As preocupações com a desigualdade estavam por toda parte nas reuniões de primavera. O principal desafio de política que o FMI escolheu destacar foi “administrar recuperações divergentes” – entre países e entre grupos dentro dos países – devido à pandemia, e na nova normalidade, à medida que as economias se recuperam dela.

Nos anos 90, era um truísmo afirmar que o consenso de Washington refletia as prioridades alinhadas de dois Distritos de Columbia: as instituições internacionais sediadas lá e o governo dos EUA – com o último em um grau significativo impulsionando o primeiro.
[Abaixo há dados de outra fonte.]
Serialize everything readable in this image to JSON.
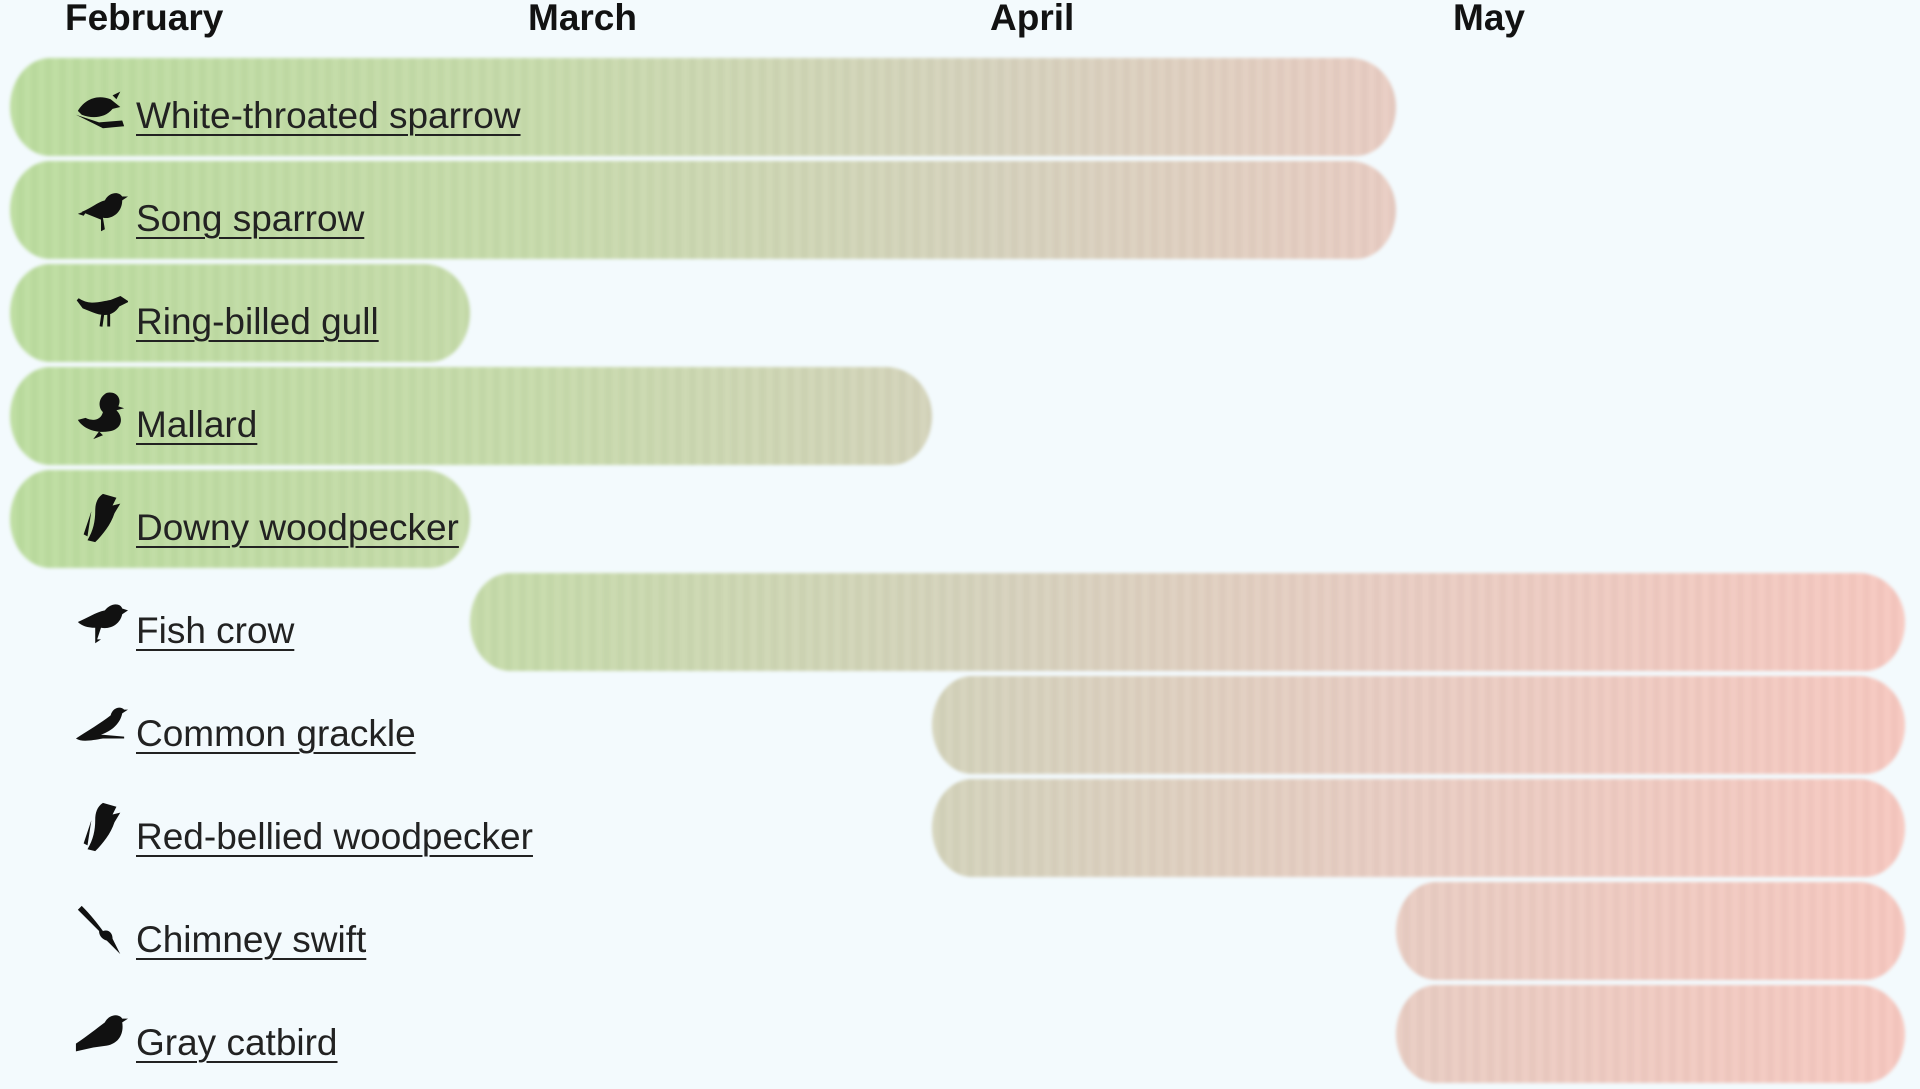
{
  "chart_data": {
    "type": "bar",
    "title": "",
    "xlabel": "",
    "ylabel": "",
    "x_axis_ticks": [
      "February",
      "March",
      "April",
      "May"
    ],
    "xlim": [
      "February",
      "end of May"
    ],
    "colors": {
      "start": "#bcdd9f",
      "end": "#f7c8c0",
      "background": "#f3fafd"
    },
    "series": [
      {
        "name": "White-throated sparrow",
        "icon": "sparrow-icon",
        "start": "February",
        "end": "May"
      },
      {
        "name": "Song sparrow",
        "icon": "songbird-icon",
        "start": "February",
        "end": "May"
      },
      {
        "name": "Ring-billed gull",
        "icon": "gull-icon",
        "start": "February",
        "end": "March"
      },
      {
        "name": "Mallard",
        "icon": "duck-icon",
        "start": "February",
        "end": "April"
      },
      {
        "name": "Downy woodpecker",
        "icon": "woodpecker-icon",
        "start": "February",
        "end": "March"
      },
      {
        "name": "Fish crow",
        "icon": "crow-icon",
        "start": "March",
        "end": "end of May"
      },
      {
        "name": "Common grackle",
        "icon": "grackle-icon",
        "start": "April",
        "end": "end of May"
      },
      {
        "name": "Red-bellied woodpecker",
        "icon": "woodpecker-icon",
        "start": "April",
        "end": "end of May"
      },
      {
        "name": "Chimney swift",
        "icon": "swift-icon",
        "start": "May",
        "end": "end of May"
      },
      {
        "name": "Gray catbird",
        "icon": "catbird-icon",
        "start": "May",
        "end": "end of May"
      }
    ]
  }
}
Esse alinhamento permanece. Os apelos multilaterais para o retorno de um papel de Estado ativista se encaixam na ambição de Biden de emular as reformas do New Deal de Franklin Roosevelt.

Mas é difícil argumentar hoje que o FMI e o Banco Mundial simplesmente repetem as preferências dos EUA, mesmo que estar na mesma página que seu maior acionista torne a vida mais fácil. A mudança no pensamento da comunidade de política econômica internacional é anterior à do governo dos Estados Unidos.

E o relacionamento pode fluir para os dois lados. A Casa Branca não recebe instruções das instituições multilaterais localizadas a alguns quarteirões da cidade a oeste. Mas não faz mal a Biden que os guardiões globais da ortodoxia econômica tenham endossado o programa mais radical dos Estados Unidos em gerações, especialmente quando alguns americanos estão se engajando em fogo amigo.

A política é a arte do possível – mas o que é possível muitas vezes é determinado pelo que é concebível. O novo consenso de Washington pode ser tão politicamente poderoso quanto o antigo.